Когда пришло время возвращаться домой, большинство людей воспользовались Uber, другие предпочли идти пешком, а многие поехали на такси и сохраняли квитанции для расходов. Я не хотел, чтобы Джуд ехала домой на метро так поздно, но и предлагать подвезти ее тоже не хотел. Это не стоило последствий бесконечных сплетен и возможных ложных предположений с ее стороны. Я едва взглянул в лицо своим сотрудникам, не говоря уже о том, чтобы предложить их подвезти. Это заставило меня прибегнуть к довольно жалкой просьбе Кейт, которая, по неизвестной причине, решила приехать сюда на машине.
— Во-первых, спасибо за дыхание киски. — Она сделала глоток пива и отошла от меня.
— Так и думал, что ты это оценишь, — невозмутимо ответил я, не моргнув глазом. — Ты должна подвезти Джудит.
— Мы живем в Сохо. Она — в Бруклине, — сказала Кейт как ни в чем не бывало, будто логика имела какое-то значение в моем решении.

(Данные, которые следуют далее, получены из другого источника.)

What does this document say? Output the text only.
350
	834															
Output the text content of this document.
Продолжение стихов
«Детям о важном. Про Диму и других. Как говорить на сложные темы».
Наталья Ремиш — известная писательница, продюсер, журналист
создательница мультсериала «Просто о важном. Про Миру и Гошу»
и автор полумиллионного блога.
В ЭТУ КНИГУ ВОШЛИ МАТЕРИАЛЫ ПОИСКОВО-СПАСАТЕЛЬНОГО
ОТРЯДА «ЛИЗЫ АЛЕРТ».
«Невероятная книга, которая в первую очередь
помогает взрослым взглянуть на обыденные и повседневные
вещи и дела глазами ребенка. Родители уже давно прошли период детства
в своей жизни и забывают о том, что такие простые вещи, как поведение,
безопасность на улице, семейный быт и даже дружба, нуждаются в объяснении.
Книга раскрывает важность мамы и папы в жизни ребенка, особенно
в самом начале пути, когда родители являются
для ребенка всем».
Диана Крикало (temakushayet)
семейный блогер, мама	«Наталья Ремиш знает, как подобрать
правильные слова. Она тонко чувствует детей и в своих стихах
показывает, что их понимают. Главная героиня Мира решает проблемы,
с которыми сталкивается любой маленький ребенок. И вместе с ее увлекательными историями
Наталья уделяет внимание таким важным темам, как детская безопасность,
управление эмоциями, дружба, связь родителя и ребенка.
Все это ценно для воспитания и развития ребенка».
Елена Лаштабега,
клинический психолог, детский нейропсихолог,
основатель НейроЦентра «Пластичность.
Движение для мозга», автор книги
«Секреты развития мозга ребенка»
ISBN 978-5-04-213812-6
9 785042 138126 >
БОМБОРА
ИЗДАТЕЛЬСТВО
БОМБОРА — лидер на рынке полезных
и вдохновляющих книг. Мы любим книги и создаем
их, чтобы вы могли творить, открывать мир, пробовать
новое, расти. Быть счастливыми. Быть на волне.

Мне было все равно, даже если бы она жила на луне, и то, как я отцепил ее пальцы от стакана, выпил содержимое и выбросил в мусорное ведро, прекрасно говорило ей об этом. Кейт покачала головой, ткнув меня в грудь.
— Прекрасно. Но ты действительно должен бросить свой леденец в парике.
— Леденец в парике имеет родословную и десятипроцентную долю в моей компании.
Кроме того, Лили едва ли была фактором. Даже если бы я был официально холост, я все равно не стал бы открыто ухаживать за служащим. Не то чтобы хотел ухаживать за Джудит.
— Забавно, но я не считала тебя человеком, который позволил бы кому-то взять себя за яйца.
— Я бы не позволил Лили сосать их, не говоря уже о том, чтобы держать, — съязвил я. — Моя толерантность к ней — сугубо деловая.
— Тогда ты очень плохой бизнесмен, потому что у нее есть рычаги влияния на тебя.